Siedlergewalt eskaliert
Im Westjordanland hat die Gewalt israelischer Siedler gegen Palästinenser seit dem Hamas-Überfall und dem Gaza-Krieg stark zugenommen. Laut UNO wurden von Jänner 2025 bis Ende Juni 2026 3.033 Siedlerangriffe registriert.
Die Lage im Westjordanland hat sich für viele Palästinenserinnen und Palästinenser massiv verschärft. Seit dem Angriff der Hamas auf Israel und dem folgenden Gaza-Krieg ist auch die Gewalt durch israelische Siedler deutlich angestiegen. Berichtet wird von Überfällen, zerstörten Häusern sowie Attacken auf Moscheen und Schulen. Für viele Betroffene gehört die Bedrohung inzwischen zum Alltag.
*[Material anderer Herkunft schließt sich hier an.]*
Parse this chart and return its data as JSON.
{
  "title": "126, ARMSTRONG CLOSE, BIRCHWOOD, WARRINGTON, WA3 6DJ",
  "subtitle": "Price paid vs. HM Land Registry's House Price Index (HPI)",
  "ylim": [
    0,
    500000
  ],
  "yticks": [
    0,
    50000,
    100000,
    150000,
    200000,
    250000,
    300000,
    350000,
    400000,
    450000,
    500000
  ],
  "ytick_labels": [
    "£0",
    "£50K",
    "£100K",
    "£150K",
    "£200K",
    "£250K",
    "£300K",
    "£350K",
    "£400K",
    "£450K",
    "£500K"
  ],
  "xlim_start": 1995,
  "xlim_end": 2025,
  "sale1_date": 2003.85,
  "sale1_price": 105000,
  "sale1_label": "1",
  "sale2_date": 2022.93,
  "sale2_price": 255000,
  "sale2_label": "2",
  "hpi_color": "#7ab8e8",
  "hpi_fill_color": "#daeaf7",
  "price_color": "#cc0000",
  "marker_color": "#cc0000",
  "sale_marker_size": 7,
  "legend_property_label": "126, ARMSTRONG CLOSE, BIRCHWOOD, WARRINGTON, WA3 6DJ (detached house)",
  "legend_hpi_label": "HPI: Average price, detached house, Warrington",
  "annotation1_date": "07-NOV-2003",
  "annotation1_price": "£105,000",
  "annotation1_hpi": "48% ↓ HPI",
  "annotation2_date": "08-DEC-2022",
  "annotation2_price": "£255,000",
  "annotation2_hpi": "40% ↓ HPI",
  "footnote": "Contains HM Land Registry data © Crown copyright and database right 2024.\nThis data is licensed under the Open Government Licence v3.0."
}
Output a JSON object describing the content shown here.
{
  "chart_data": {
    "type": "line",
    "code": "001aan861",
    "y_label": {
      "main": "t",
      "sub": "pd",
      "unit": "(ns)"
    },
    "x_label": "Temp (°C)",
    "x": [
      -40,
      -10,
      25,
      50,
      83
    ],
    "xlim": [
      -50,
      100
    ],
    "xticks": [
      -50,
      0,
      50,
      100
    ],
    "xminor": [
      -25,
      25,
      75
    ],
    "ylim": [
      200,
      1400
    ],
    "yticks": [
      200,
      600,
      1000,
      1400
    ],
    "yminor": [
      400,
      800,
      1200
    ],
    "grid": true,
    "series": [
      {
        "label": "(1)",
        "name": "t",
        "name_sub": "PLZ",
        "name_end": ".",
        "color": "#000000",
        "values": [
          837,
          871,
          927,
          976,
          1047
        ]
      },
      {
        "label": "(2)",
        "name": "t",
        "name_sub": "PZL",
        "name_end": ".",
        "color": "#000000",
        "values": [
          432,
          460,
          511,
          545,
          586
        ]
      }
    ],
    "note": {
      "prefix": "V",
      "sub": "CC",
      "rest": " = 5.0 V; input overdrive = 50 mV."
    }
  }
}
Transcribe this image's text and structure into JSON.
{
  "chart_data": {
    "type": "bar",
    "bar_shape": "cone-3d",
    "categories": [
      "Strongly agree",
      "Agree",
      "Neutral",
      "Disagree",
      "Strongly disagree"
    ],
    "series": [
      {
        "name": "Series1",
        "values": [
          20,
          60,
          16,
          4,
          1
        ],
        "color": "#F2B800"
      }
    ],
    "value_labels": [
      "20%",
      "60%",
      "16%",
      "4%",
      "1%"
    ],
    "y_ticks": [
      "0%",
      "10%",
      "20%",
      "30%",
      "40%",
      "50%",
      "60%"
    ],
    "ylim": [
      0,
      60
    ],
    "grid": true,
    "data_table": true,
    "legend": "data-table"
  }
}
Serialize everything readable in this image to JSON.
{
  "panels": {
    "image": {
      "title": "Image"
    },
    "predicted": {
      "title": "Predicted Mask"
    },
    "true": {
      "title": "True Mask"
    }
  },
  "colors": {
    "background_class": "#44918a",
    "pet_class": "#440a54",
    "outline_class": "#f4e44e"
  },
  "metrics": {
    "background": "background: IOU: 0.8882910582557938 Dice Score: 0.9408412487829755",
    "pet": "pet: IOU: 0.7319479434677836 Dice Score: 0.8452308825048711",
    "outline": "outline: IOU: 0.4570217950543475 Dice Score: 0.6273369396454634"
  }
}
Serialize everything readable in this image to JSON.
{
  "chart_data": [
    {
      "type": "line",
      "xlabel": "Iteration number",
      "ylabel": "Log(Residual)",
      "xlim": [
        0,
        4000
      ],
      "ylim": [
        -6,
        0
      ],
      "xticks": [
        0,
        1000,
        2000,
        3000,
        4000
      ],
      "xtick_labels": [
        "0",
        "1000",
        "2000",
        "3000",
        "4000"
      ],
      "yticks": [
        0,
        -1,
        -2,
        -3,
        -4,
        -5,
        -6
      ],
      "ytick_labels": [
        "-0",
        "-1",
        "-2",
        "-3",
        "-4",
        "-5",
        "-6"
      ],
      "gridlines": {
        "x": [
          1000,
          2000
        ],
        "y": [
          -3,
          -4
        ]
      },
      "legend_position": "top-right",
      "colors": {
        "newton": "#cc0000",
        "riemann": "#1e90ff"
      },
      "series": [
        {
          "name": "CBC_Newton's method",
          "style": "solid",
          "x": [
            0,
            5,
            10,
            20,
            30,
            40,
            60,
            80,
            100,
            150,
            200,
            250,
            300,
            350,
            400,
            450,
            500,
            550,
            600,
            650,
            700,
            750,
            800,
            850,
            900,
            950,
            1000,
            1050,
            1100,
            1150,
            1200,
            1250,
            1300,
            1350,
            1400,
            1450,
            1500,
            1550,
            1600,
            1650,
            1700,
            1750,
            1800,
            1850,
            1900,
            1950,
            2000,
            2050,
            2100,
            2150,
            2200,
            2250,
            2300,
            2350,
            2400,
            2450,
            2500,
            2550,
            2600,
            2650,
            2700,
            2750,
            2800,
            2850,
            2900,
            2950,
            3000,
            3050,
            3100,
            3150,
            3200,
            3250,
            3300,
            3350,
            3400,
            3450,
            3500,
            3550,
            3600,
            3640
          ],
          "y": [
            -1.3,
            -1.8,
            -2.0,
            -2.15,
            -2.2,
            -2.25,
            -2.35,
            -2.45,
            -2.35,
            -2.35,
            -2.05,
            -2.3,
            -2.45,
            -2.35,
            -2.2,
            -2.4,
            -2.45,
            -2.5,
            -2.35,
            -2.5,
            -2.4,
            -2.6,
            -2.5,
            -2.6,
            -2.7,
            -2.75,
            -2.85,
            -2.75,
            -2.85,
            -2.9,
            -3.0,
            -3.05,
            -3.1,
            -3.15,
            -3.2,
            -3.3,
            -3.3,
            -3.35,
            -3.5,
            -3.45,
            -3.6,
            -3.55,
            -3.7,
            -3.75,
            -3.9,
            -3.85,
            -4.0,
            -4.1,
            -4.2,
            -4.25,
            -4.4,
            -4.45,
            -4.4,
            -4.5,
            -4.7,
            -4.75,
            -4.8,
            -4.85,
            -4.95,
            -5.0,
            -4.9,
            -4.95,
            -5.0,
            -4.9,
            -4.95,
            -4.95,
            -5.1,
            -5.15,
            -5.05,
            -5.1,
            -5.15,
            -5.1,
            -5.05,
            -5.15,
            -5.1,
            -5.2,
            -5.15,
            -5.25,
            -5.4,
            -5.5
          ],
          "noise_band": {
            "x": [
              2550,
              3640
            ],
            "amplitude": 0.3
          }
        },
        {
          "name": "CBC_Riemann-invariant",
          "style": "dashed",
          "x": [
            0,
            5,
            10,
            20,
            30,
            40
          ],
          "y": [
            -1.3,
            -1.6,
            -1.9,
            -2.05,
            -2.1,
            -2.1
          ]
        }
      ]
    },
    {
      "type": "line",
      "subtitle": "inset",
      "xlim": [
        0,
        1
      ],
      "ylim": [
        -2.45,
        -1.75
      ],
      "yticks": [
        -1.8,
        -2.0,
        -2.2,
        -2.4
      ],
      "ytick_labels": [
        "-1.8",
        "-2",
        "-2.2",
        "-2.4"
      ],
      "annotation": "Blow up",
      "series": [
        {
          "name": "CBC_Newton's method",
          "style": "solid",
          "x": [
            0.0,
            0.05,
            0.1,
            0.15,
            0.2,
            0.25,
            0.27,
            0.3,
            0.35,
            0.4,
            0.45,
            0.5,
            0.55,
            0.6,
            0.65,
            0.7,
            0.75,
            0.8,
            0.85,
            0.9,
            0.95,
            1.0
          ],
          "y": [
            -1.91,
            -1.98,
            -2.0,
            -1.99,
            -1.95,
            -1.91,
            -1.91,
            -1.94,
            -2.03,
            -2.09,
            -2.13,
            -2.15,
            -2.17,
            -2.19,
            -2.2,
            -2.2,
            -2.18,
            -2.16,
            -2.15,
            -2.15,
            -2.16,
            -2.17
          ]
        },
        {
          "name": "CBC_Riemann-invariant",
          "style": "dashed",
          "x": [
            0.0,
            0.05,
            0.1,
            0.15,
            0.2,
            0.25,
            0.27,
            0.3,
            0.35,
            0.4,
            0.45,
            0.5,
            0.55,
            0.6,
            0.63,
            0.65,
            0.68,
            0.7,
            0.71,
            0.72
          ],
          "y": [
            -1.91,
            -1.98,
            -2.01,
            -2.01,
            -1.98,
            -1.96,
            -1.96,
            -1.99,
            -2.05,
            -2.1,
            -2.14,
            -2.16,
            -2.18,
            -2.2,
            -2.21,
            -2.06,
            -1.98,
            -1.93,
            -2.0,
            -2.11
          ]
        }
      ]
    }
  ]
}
Radikalisierung mit politischem Rückhalt
Nach Einschätzung im ORF-Bericht hat sich die israelische Siedlerbewegung in den vergangenen Jahren weiter radikalisiert. Unterstützung kommt dabei auch aus der Regierung. Besonders genannt wird Finanzminister Bezalel Smotritsch, unter dem die finanziellen Mittel für Siedlungen stark ausgeweitet wurden. Hinzu kommt eine enge ideologische Nähe zwischen Regierung und radikalen Siedlern.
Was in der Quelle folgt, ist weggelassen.